The underlying reasons why the man got Covid-19 again are not clear.

It may simply because his immune system had already forgotten the coronavirus entirely, suggesting short-lived immunity. 

On the other hand, the lack of symptoms may suggest his immune system did recognise the coronavirus and was primed to attack, regardless of what strain it was.  

Commenting on statements made by HKU, independent scientists admitted it is the strongest evidence of re-infection yet because it used genetic sequencing.  

Dr Jeffrey Barrett FMedSci, a senior scientific consultant for COVID-19 Genome Project, Wellcome Sanger Institute, Hinxton, said: ‘This is certainly stronger evidence of re-infection than some of the previous reports because it uses the genome sequence of the virus to separate the two infections.

‘It seems much more likely that this patient has two distinct infections than a single infection followed by a relapse (due to the number of genetic differences between the two sequences).’

However, he said it was very hard to draw conclusions without a full report. 

Dr Barrett said: ‘It may be that second infections, when they do occur, are not serious (though we don’t know whether this person was infectious during their second episode).’

He added that given the number of global infections to date – 23.5million – one case of reinfection ‘is not that surprising even if it is a very rare occurrence’. 

Dr Simon Clarke, Associate Professor in Cellular Microbiology at the University of Reading, said: ‘The significant thing here is that being re-infected with a mutated strain demonstrates that it is more likely to be re-infection, rather than the same infection that has hung around because the virus has not actually been got rid of, as some people have suggested happens.’

He added that mutant strains is ‘nothing to be shocked or surprised about’.

Until now, it has been unclear if people can catch SARS-CoV-2 twice for a number of reasons.

It’s not clear how long immunity to the virus lasts – whether it be a few months or several years – and how this differs between people. 

Common cold coronaviruses are known to cause reinfections in less than a year, with cases spiking in the winter.

But experts had hoped that the new coronavirus might behave more like SARS and MERS, also human coronaviruses, which seemed to produce longer-lasting immunity.
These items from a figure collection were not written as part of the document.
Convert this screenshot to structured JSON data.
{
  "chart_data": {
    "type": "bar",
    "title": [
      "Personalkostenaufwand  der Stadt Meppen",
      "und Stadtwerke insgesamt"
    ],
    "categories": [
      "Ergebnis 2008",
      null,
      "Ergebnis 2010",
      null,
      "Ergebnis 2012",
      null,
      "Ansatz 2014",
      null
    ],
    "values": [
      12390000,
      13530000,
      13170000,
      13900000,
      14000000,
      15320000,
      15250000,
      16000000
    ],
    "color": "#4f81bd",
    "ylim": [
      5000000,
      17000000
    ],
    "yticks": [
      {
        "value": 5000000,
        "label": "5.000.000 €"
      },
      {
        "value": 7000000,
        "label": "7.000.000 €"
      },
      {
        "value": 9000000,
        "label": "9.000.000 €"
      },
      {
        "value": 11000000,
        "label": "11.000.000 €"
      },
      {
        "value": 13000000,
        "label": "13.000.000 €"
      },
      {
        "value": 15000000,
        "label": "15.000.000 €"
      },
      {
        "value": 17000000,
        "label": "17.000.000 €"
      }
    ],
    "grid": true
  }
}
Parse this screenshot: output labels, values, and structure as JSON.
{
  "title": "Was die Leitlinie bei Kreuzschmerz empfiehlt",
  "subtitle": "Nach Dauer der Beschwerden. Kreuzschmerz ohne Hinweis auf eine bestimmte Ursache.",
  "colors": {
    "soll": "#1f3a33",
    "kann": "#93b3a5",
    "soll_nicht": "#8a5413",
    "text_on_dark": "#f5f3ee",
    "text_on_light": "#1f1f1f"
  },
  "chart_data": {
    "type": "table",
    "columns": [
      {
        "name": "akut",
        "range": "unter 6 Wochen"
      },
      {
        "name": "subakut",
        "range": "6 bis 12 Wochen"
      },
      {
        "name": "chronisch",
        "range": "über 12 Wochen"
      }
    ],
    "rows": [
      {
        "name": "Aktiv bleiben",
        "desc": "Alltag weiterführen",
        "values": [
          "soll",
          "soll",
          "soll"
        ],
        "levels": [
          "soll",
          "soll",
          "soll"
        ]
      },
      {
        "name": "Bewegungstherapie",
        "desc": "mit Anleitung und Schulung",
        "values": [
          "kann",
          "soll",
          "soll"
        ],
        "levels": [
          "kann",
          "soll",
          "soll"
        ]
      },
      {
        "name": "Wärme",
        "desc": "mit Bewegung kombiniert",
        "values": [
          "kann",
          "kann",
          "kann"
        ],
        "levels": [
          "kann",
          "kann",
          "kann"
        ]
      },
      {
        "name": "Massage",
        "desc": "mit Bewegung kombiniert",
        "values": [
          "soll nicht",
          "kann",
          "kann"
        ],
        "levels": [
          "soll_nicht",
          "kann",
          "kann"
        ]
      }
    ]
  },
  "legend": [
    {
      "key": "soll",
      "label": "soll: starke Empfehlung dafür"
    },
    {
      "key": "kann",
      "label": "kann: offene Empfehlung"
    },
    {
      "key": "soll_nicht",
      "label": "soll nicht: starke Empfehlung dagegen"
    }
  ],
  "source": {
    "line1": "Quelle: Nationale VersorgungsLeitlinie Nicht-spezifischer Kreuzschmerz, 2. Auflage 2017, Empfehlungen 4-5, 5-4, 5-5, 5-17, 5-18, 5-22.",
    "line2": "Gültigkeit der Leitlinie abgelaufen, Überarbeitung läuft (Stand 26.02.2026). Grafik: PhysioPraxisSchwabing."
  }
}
Science is still trying to answer questions about immunity, but it’s been challenging because the coronavirus has only been known of for eight months.  

There have been previous alarms about second Covid-19 infections in the past. But they were not solid in their evidence.

In April, South Korean officials feared a group of almost 300 people had been reinfected after the country saw the virus fizzle out. 

But later, a senior South Korean official, Oh Myoung-don, who leads The Central Clinical Committee for Emerging Disease Control, said the flurry of cases were due to a testing fault – and not a short-lived immunity. 

The infectious disease expert revealed dead virus fragments can remain in the body, possibly for months.

These lingering fragments may cause a positive result, even though the person is not sick or infectious anymore, health chiefs added.  

A Japanese man in his 70s tested positive for coronavirus a second time, in March, after initially being infected while on board the disease-ridden Diamond Princess cruise ship in February.

He tested positive two weeks after he recovered and tested negative. It is not clear how many times he had a negative result. 

It may be possible someone can test positive for longer than two weeks as their body tries to clear the virus, and the negative result was false.

A Japanese woman was also diagnosed again two weeks after her recovery. 

The woman, working as a tour bus guide in Wuhan, where the disease first emerged in December 2019, tested positive on February 26 after a negative result on February 6.

The details are sparse, but the woman had reportedly suffered no symptoms for at least a week between the two episodes. 

Academics said it was a ‘concern’, but there was too little information to draw conclusions.